Pci, addio

«Bah… sembra che da Berlinguer si sia arrivati direttamente a Renzi». Il suo nome è Occhetto, Achille Occhetto, classe 1936. Venticinque anni fa mise fine alla storia del più grande partito comunista dell’Occidente. Ma si rende conto che macello ha combinato con la svolta della Bolognina? «Fu un’emozione indescrivibile. Un evento di non secondaria importanza, […]

«Bah… sembra che da Berlinguer si sia arrivati direttamente a Renzi». Il suo nome è Occhetto, Achille Occhetto, classe 1936. Venticinque anni fa mise fine alla storia del più grande partito comunista dell’Occidente.

Ma si rende conto che macello ha combinato con la svolta della Bolognina?

«Fu un’emozione indescrivibile. Un evento di non secondaria importanza, mettiamola così. Però il punto è un altro».

Ce lo sveli.

«È questa sorta di damnatio memoriae che mi colpisce. Sembra che da Berlinguer a Renzi non ci sia stato nulla. Ci vorrebbe una bella seduta psicanalitica collettiva».

La prende sul personale?

«Ma no. Ho solo scoperto che invece di essere uno dei protagonisti della svolta sono colui che ha perso le elezioni del 1994 contro Berlusconi».

Non l’hanno mai invitata alle celebrazioni per Berlinguer. E non le hanno chiesto una testimonianza.

«Eppure, come si dice, io Enrico lo conoscevo bene. Gli ero davvero molto vicino. E, in certi momenti, mi viene in mente un episodio che ancora mi dà i brividi».

Quale?

«Anno 1984, si vota per le Europee. A Roma stavamo organizzando la seconda fase della campagna elettorale.
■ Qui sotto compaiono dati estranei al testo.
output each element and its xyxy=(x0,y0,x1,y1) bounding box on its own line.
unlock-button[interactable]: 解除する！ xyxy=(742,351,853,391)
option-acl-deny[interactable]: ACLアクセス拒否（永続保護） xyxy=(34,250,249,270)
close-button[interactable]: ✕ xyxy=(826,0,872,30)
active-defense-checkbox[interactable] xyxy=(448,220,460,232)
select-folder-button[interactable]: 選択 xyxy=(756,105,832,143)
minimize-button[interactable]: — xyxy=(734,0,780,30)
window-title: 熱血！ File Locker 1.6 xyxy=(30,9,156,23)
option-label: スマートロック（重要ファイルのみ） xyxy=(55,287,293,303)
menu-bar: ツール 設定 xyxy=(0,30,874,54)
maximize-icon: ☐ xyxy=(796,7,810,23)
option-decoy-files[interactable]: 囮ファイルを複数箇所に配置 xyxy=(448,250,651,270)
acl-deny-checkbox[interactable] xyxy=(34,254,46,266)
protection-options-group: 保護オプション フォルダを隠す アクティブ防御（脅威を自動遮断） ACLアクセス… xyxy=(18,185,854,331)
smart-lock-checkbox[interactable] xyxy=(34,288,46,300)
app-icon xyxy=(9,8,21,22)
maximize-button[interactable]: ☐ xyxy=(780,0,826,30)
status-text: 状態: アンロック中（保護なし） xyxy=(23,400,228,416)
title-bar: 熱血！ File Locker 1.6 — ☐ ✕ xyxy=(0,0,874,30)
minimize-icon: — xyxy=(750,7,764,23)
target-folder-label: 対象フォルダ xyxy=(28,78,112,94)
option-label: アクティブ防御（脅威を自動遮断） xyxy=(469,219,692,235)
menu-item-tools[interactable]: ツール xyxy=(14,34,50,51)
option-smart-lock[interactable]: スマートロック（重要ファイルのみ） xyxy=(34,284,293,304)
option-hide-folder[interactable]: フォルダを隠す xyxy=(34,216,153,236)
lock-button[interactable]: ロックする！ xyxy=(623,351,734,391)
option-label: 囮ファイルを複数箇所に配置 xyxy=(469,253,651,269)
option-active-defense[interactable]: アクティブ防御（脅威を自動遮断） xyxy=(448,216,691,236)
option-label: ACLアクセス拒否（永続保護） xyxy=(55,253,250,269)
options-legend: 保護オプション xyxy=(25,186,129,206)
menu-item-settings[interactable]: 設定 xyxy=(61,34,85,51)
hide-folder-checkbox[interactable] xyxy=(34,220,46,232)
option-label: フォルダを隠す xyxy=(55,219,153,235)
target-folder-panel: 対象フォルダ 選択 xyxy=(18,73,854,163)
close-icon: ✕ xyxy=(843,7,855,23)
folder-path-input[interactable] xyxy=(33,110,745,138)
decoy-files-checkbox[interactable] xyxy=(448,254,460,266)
Io dissi a Enrico che doveva andare a Padova…».

Quella Padova?

«Sì, proprio dove ebbe il malore fatale. Lui sorrise mesto: ‘Sono stanco’. E io: ‘Guarda che poi devi volare in Sicilia, a Comiso. Rispose così: ‘Se sarò ancora vivo’».

Era stanco.

«Molto. Ma quel che più mi colpì in quegli anni fu la tensione che si respirava attorno a lui».

Cioè?

«In molti, troppi, non digerivano il suo insistere sulla questione morale, sulla necessità che i partiti facessero un passo indietro».

Pci dei ‘vecchi’ diviso. Pci dei voi giovani compatto nel metter fine alla parola comunismo.

«No, no. Un attimo. Io ero convinto. Io. E volevo porre fine a quella fase storica da sinistra. Altri, invece…».

Si riferisce a D’Alema?

«Lo avevo scelto come mio principale collaboratore. Ma non poteva esserci comunanza intellettuale e umana».

Per quale motivo?

«Perché D’Alema visse la svolta come una dura necessità. Le diede un’interpretazione minimalista. Fece della pratica del ‘governo per il governo’ una costante. Scese a compromessi incredibili con Berlusconi».

Nel Pd, però, qualcosa del suo Pds c’è.

«Sì e no».

Vale a dire?

«Ricordo quando nella casa dei miei genitori venivano i partigiani comunisti, socialisti e azionisti. La sinistra cristiana. Tutti sognavamo l’unione dei grandi riformismi. E il Pd questo doveva essere. Invece è stata una fusione a freddo. Tra apparati..».

… che ha portato a Renzi…

«Che sta facendo una fusione a caldo. Ma troppo impostata su basi leaderistiche. Certo, è una speranza liberatrice. Però tutto dipende dal successo del capo. E se il capo non vince son dolori».

Altre tessere dopo il Pds?

«No».

Indipendente. E alleato con Di Pietro nel 2004.

«Che errore. Il fatto è che percepii il riaffacciarsi della questione morale».

Le piaceva Di Pietro perché affetto da anti-craxismo.

«Figuriamoci. Craxi è figura complessa, capì che bisognava metter fine al socialismo ottocentesco salvo impantanarsi in una gara devastante con la Dc. Rimase avvinghiato al potere. E fu la sua fine».

E lei invece con la sua ‘gioiosa macchina da guerra’…

«Persi le elezioni. Ma sono vent’anni che mi rinfacciate questa storia. Il che dimostra quanta superficialità ci sia nell’analisi politica. Era solo una battuta».